Kondisi Performa Kredit UMKM

Kondisi Non Performing Loan (NPL) kredit UMKM keseluruhan terkini sangat mengkhawatirkan, padahal batas wajar tingkat Kesehatan kredit di angka 5 saja sudah diangka kategori cukup sehat, apalagi NPL per akhir Mei kredit UMKM menyentuh angka 10,67%.

“Angka NPL kredit UMKM cenderung diangka tinggi bahkan sampai 10,67% padahal setinggi- tingginya NPL diangga 4 sampai 5, tentunya hal ini tidak sejalan dengan yang dinarasikan di pidato-pidato yang menyebutkan bahwa UMKM lebih kuat dan lebih aman dari pada non-UMKM, padahal jika kita melihat statistika angka tersebut jauh dari kata aman.
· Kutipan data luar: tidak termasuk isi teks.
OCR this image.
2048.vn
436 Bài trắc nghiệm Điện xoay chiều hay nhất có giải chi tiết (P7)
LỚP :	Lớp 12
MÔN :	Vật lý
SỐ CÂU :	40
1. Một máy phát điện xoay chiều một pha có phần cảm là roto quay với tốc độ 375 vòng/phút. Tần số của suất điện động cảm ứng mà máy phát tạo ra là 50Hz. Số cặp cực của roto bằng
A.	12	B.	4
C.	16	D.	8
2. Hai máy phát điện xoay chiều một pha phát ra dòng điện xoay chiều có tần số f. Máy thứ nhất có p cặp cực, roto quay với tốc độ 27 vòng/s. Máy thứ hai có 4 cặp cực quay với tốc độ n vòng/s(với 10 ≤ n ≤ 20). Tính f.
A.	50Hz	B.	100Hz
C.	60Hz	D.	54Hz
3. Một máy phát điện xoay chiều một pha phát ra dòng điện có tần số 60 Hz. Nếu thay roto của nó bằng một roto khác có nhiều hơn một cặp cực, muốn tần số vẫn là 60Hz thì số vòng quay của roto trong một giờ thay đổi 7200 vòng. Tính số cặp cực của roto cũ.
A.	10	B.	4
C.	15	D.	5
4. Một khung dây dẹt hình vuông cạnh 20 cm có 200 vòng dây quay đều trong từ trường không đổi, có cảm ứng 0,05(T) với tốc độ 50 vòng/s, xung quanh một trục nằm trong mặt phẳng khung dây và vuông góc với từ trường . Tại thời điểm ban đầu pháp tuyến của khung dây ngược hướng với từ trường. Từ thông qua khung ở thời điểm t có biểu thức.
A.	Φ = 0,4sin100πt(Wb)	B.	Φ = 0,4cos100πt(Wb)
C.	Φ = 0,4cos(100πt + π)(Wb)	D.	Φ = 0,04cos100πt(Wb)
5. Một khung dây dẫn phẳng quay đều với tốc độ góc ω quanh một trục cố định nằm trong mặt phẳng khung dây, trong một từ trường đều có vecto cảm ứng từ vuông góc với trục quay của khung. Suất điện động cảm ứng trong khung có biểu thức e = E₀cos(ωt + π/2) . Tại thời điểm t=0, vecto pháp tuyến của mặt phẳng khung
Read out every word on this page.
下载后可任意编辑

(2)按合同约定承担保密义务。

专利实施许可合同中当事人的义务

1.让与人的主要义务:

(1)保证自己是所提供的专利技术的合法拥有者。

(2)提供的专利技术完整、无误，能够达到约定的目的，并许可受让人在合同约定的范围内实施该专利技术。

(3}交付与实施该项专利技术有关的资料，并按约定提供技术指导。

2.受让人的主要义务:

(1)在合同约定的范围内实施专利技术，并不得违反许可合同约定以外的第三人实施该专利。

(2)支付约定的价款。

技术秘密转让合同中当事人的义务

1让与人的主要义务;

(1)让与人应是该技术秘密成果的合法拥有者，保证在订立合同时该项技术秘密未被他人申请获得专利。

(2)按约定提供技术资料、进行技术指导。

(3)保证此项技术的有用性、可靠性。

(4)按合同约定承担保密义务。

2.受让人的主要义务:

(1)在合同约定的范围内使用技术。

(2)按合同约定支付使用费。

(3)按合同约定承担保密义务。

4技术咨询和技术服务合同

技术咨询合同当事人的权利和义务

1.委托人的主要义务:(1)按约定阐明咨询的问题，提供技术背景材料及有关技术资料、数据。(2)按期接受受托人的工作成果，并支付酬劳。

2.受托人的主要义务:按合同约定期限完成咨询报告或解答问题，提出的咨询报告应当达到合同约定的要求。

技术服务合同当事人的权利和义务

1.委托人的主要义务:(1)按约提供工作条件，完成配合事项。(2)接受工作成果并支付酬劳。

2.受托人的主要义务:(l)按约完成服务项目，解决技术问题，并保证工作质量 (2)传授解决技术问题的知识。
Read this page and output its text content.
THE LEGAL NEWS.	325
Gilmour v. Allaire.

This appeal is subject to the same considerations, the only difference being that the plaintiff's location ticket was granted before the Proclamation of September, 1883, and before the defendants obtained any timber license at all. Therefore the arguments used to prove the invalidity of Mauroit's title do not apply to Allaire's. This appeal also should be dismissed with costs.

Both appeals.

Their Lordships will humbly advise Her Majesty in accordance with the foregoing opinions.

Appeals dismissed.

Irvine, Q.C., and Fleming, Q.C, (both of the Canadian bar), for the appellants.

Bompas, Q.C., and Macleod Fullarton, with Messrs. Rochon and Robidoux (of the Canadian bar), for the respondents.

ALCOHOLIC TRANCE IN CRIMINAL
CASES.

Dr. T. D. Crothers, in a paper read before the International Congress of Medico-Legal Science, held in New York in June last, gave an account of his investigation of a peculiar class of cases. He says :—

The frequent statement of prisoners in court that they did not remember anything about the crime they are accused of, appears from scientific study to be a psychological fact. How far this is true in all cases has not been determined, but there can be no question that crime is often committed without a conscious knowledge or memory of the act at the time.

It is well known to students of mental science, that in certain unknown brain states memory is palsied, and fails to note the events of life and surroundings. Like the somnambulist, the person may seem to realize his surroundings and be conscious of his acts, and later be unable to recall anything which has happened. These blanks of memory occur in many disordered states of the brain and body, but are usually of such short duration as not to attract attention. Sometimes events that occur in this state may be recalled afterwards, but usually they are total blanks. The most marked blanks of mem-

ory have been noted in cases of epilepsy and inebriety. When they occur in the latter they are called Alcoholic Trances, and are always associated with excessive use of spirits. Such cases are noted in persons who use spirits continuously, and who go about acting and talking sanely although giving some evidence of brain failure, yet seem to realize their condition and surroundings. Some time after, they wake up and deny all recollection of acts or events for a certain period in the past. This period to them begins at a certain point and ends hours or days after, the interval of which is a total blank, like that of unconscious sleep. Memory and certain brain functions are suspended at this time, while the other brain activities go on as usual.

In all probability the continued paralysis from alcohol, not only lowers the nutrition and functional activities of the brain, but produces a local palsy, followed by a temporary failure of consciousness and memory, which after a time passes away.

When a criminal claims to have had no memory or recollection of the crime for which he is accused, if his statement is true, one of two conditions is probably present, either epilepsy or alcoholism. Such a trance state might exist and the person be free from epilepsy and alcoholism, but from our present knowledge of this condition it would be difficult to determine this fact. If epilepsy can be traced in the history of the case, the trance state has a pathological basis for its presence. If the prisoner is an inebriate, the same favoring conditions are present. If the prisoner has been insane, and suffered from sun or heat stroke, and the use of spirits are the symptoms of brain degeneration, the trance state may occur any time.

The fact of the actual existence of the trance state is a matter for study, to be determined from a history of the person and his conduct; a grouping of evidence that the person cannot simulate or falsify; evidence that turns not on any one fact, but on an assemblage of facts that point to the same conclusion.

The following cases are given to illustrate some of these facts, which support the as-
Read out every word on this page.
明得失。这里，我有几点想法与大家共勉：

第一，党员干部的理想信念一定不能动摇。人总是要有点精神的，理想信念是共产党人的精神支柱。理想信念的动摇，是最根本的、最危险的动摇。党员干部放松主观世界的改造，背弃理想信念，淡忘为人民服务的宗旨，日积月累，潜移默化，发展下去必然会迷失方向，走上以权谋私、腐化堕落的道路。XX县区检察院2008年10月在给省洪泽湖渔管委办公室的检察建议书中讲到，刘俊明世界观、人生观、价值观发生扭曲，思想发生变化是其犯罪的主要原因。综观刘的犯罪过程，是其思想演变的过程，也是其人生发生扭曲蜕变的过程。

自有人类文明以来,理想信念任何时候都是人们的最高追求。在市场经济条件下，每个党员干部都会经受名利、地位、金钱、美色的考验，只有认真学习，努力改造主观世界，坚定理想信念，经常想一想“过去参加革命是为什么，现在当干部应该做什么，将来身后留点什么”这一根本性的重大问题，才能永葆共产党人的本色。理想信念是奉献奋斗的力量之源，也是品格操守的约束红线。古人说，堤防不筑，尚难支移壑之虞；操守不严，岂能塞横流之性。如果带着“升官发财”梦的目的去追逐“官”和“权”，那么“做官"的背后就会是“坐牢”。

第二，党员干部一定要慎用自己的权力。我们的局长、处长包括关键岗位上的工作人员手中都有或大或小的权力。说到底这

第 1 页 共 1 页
Tentunya ini sangat memberatkan kinerja bank sendiri jika harus dipaksa mengikuti pendekatan pasar,” kata Awalil.

Kelonjakan NPL tersebut dilatarbelakangi oleh beberapa faktor, yang biasanya menghambat penyaluran kredit menjadi kurang tepat dikarenakan hanya melihat seseorang punya usaha saja langsung dengan mudah mendapatkan pinjaman tanpa menimbang segi rasio resiko, karena fokus terhadap target yang harus dicapai.

Atau biasanya hal tersebut terjadi karena pengalihan kredit biasa yang dialihkan menjadi kredit KUR. Tentu hal tersebut akan menjadi faktor penyebab lain terjadinya ketidakamanan penyaluran kredit UMKM.

Selain itu di era digitalisasi saat ini, yang bertumbuhnya juga perbankan-perbankan yang menyasar segmen digital tentu akan merasakan kesulitan untuk menjangkau segmentasi UMKM. Belum lagi Bank yang dimiliki oleh investor asing yang fokus dengan pembiayaan korporasi ataupun di e-commerce.

Sebagaimana pernah disampaikan oleh Aviliani (Ekonom INDEF) di forum FGD secara daring beberapa waktu mengatakan bahwa, angka RPIM 30% itu di lapangan sangat berat, dan jika bank-bank mengubah model segmentasi bisnis tentu tidak mungkin.